Por el contrario, el tono demasiado discursivo, inevitable por la fórmula narrativa seleccionada, lastra el avance de la trama, la historia de un hombre que ha idealizado su hogar paterno, su casa familiar, hasta el punto de que, en una conversación con su padre, mientras escucha en su oído el rumor de una caracola, le espeta: “todo el mar dentro de esta caracola, todo el cielo dentro de esta casa”. Una casa en la que habrá disfrutado del tiempo de la felicidad, pero también de las pérdidas de las personas más amadas, curiosamente todas mujeres: madre, hermana, esposa. Curiosamente también, todas esas muertes no ocurrirán en escena, sino que serán contadas por el protagonista en secuencias posteriores. Esa obsesión por revivir los momentos felices del pasado será también responsable de que, a su pesar, no pueda rehacer su vida con otra mujer, que intuye, con razón, cómo los fantasmas de las mujeres se interpondrían permanentemente en su relación.

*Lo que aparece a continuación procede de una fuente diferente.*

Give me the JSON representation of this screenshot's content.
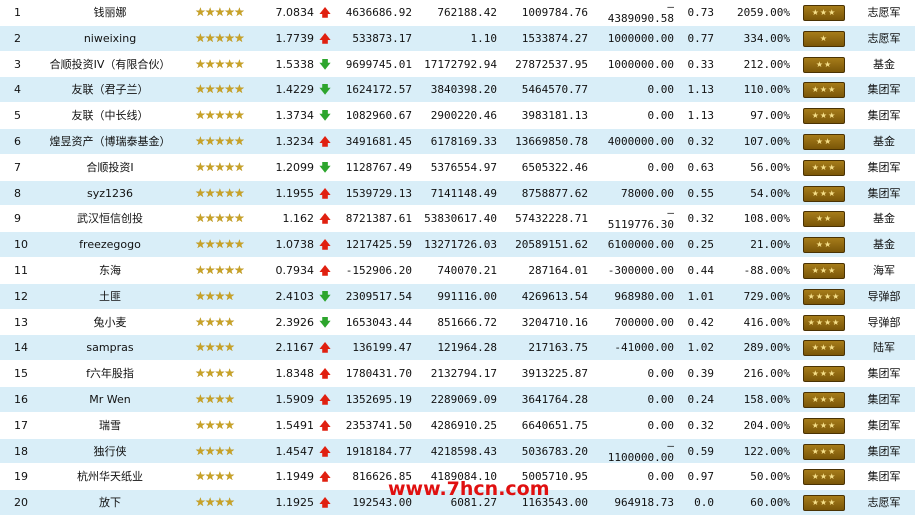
{
  "rows": [
    {
      "rank": "1",
      "name": "钱丽娜",
      "stars": "★★★★★",
      "score": "7.0834",
      "trend": "up",
      "v1": "4636686.92",
      "v2": "762188.42",
      "v3": "1009784.76",
      "v4a": "–",
      "v4b": "4389090.58",
      "ratio": "0.73",
      "pct": "2059.00%",
      "badge": "★★★",
      "type": "志愿军"
    },
    {
      "rank": "2",
      "name": "niweixing",
      "stars": "★★★★★",
      "score": "1.7739",
      "trend": "up",
      "v1": "533873.17",
      "v2": "1.10",
      "v3": "1533874.27",
      "v4a": "1000000.00",
      "v4b": "",
      "ratio": "0.77",
      "pct": "334.00%",
      "badge": "★",
      "type": "志愿军"
    },
    {
      "rank": "3",
      "name": "合顺投资IV（有限合伙）",
      "stars": "★★★★★",
      "score": "1.5338",
      "trend": "down",
      "v1": "9699745.01",
      "v2": "17172792.94",
      "v3": "27872537.95",
      "v4a": "1000000.00",
      "v4b": "",
      "ratio": "0.33",
      "pct": "212.00%",
      "badge": "★★",
      "type": "基金"
    },
    {
      "rank": "4",
      "name": "友联（君子兰）",
      "stars": "★★★★★",
      "score": "1.4229",
      "trend": "down",
      "v1": "1624172.57",
      "v2": "3840398.20",
      "v3": "5464570.77",
      "v4a": "0.00",
      "v4b": "",
      "ratio": "1.13",
      "pct": "110.00%",
      "badge": "★★★",
      "type": "集团军"
    },
    {
      "rank": "5",
      "name": "友联（中长线）",
      "stars": "★★★★★",
      "score": "1.3734",
      "trend": "down",
      "v1": "1082960.67",
      "v2": "2900220.46",
      "v3": "3983181.13",
      "v4a": "0.00",
      "v4b": "",
      "ratio": "1.13",
      "pct": "97.00%",
      "badge": "★★★",
      "type": "集团军"
    },
    {
      "rank": "6",
      "name": "煌昱资产（博瑞泰基金）",
      "stars": "★★★★★",
      "score": "1.3234",
      "trend": "up",
      "v1": "3491681.45",
      "v2": "6178169.33",
      "v3": "13669850.78",
      "v4a": "4000000.00",
      "v4b": "",
      "ratio": "0.32",
      "pct": "107.00%",
      "badge": "★★",
      "type": "基金"
    },
    {
      "rank": "7",
      "name": "合顺投资I",
      "stars": "★★★★★",
      "score": "1.2099",
      "trend": "down",
      "v1": "1128767.49",
      "v2": "5376554.97",
      "v3": "6505322.46",
      "v4a": "0.00",
      "v4b": "",
      "ratio": "0.63",
      "pct": "56.00%",
      "badge": "★★★",
      "type": "集团军"
    },
    {
      "rank": "8",
      "name": "syz1236",
      "stars": "★★★★★",
      "score": "1.1955",
      "trend": "up",
      "v1": "1539729.13",
      "v2": "7141148.49",
      "v3": "8758877.62",
      "v4a": "78000.00",
      "v4b": "",
      "ratio": "0.55",
      "pct": "54.00%",
      "badge": "★★★",
      "type": "集团军"
    },
    {
      "rank": "9",
      "name": "武汉恒信创投",
      "stars": "★★★★★",
      "score": "1.162",
      "trend": "up",
      "v1": "8721387.61",
      "v2": "53830617.40",
      "v3": "57432228.71",
      "v4a": "–",
      "v4b": "5119776.30",
      "ratio": "0.32",
      "pct": "108.00%",
      "badge": "★★",
      "type": "基金"
    },
    {
      "rank": "10",
      "name": "freezegogo",
      "stars": "★★★★★",
      "score": "1.0738",
      "trend": "up",
      "v1": "1217425.59",
      "v2": "13271726.03",
      "v3": "20589151.62",
      "v4a": "6100000.00",
      "v4b": "",
      "ratio": "0.25",
      "pct": "21.00%",
      "badge": "★★",
      "type": "基金"
    },
    {
      "rank": "11",
      "name": "东海",
      "stars": "★★★★★",
      "score": "0.7934",
      "trend": "up",
      "v1": "-152906.20",
      "v2": "740070.21",
      "v3": "287164.01",
      "v4a": "-300000.00",
      "v4b": "",
      "ratio": "0.44",
      "pct": "-88.00%",
      "badge": "★★★",
      "type": "海军"
    },
    {
      "rank": "12",
      "name": "土匪",
      "stars": "★★★★",
      "score": "2.4103",
      "trend": "down",
      "v1": "2309517.54",
      "v2": "991116.00",
      "v3": "4269613.54",
      "v4a": "968980.00",
      "v4b": "",
      "ratio": "1.01",
      "pct": "729.00%",
      "badge": "★★★★",
      "type": "导弹部"
    },
    {
      "rank": "13",
      "name": "兔小麦",
      "stars": "★★★★",
      "score": "2.3926",
      "trend": "down",
      "v1": "1653043.44",
      "v2": "851666.72",
      "v3": "3204710.16",
      "v4a": "700000.00",
      "v4b": "",
      "ratio": "0.42",
      "pct": "416.00%",
      "badge": "★★★★",
      "type": "导弹部"
    },
    {
      "rank": "14",
      "name": "sampras",
      "stars": "★★★★",
      "score": "2.1167",
      "trend": "up",
      "v1": "136199.47",
      "v2": "121964.28",
      "v3": "217163.75",
      "v4a": "-41000.00",
      "v4b": "",
      "ratio": "1.02",
      "pct": "289.00%",
      "badge": "★★★",
      "type": "陆军"
    },
    {
      "rank": "15",
      "name": "f六年股指",
      "stars": "★★★★",
      "score": "1.8348",
      "trend": "up",
      "v1": "1780431.70",
      "v2": "2132794.17",
      "v3": "3913225.87",
      "v4a": "0.00",
      "v4b": "",
      "ratio": "0.39",
      "pct": "216.00%",
      "badge": "★★★",
      "type": "集团军"
    },
    {
      "rank": "16",
      "name": "Mr Wen",
      "stars": "★★★★",
      "score": "1.5909",
      "trend": "up",
      "v1": "1352695.19",
      "v2": "2289069.09",
      "v3": "3641764.28",
      "v4a": "0.00",
      "v4b": "",
      "ratio": "0.24",
      "pct": "158.00%",
      "badge": "★★★",
      "type": "集团军"
    },
    {
      "rank": "17",
      "name": "瑞雪",
      "stars": "★★★★",
      "score": "1.5491",
      "trend": "up",
      "v1": "2353741.50",
      "v2": "4286910.25",
      "v3": "6640651.75",
      "v4a": "0.00",
      "v4b": "",
      "ratio": "0.32",
      "pct": "204.00%",
      "badge": "★★★",
      "type": "集团军"
    },
    {
      "rank": "18",
      "name": "独行侠",
      "stars": "★★★★",
      "score": "1.4547",
      "trend": "up",
      "v1": "1918184.77",
      "v2": "4218598.43",
      "v3": "5036783.20",
      "v4a": "–",
      "v4b": "1100000.00",
      "ratio": "0.59",
      "pct": "122.00%",
      "badge": "★★★",
      "type": "集团军"
    },
    {
      "rank": "19",
      "name": "杭州华天纸业",
      "stars": "★★★★",
      "score": "1.1949",
      "trend": "up",
      "v1": "816626.85",
      "v2": "4189084.10",
      "v3": "5005710.95",
      "v4a": "0.00",
      "v4b": "",
      "ratio": "0.97",
      "pct": "50.00%",
      "badge": "★★★",
      "type": "集团军"
    },
    {
      "rank": "20",
      "name": "放下",
      "stars": "★★★★",
      "score": "1.1925",
      "trend": "up",
      "v1": "192543.00",
      "v2": "6081.27",
      "v3": "1163543.00",
      "v4a": "964918.73",
      "v4b": "",
      "ratio": "0.0",
      "pct": "60.00%",
      "badge": "★★★",
      "type": "志愿军"
    }
  ],
  "arrows": {
    "up": "🡅",
    "down": "🡇"
  },
  "colors": {
    "odd": "#ffffff",
    "even": "#d9eef8",
    "up": "#e02010",
    "down": "#2da52d"
  },
  "watermark": "www.7hcn.com"
}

Es lógico pensar que en su momento histórico Morir... dormir... tal vez soñar, se viera como una auténtica marcianada, algo ajeno al tiempo que le tocó vivir. El paso de los años, en este caso, ha debido actuar en su beneficio, con ese halo de intemporalidad y de nostálgica saudade que la impregna totalmente.
Pedro Díez del Corral compuso aquí uno de los escasos personajes protagonistas de su carrera, al que confirió su porte aristocrático, que tan bien convenía a su papel. Entre las actrices cabe destacar a dos extranjeras, Jane Seymour, que interpreta a la hermana del protagonista, algunos años después de haber sido chica Bond en Vive y deja morir (1973), y la neozelandesa Nyree Dawn Porter, que se había hecho popular por su participación en famosas series televisivas de la época, como La saga de los Forsyte y Los protectores.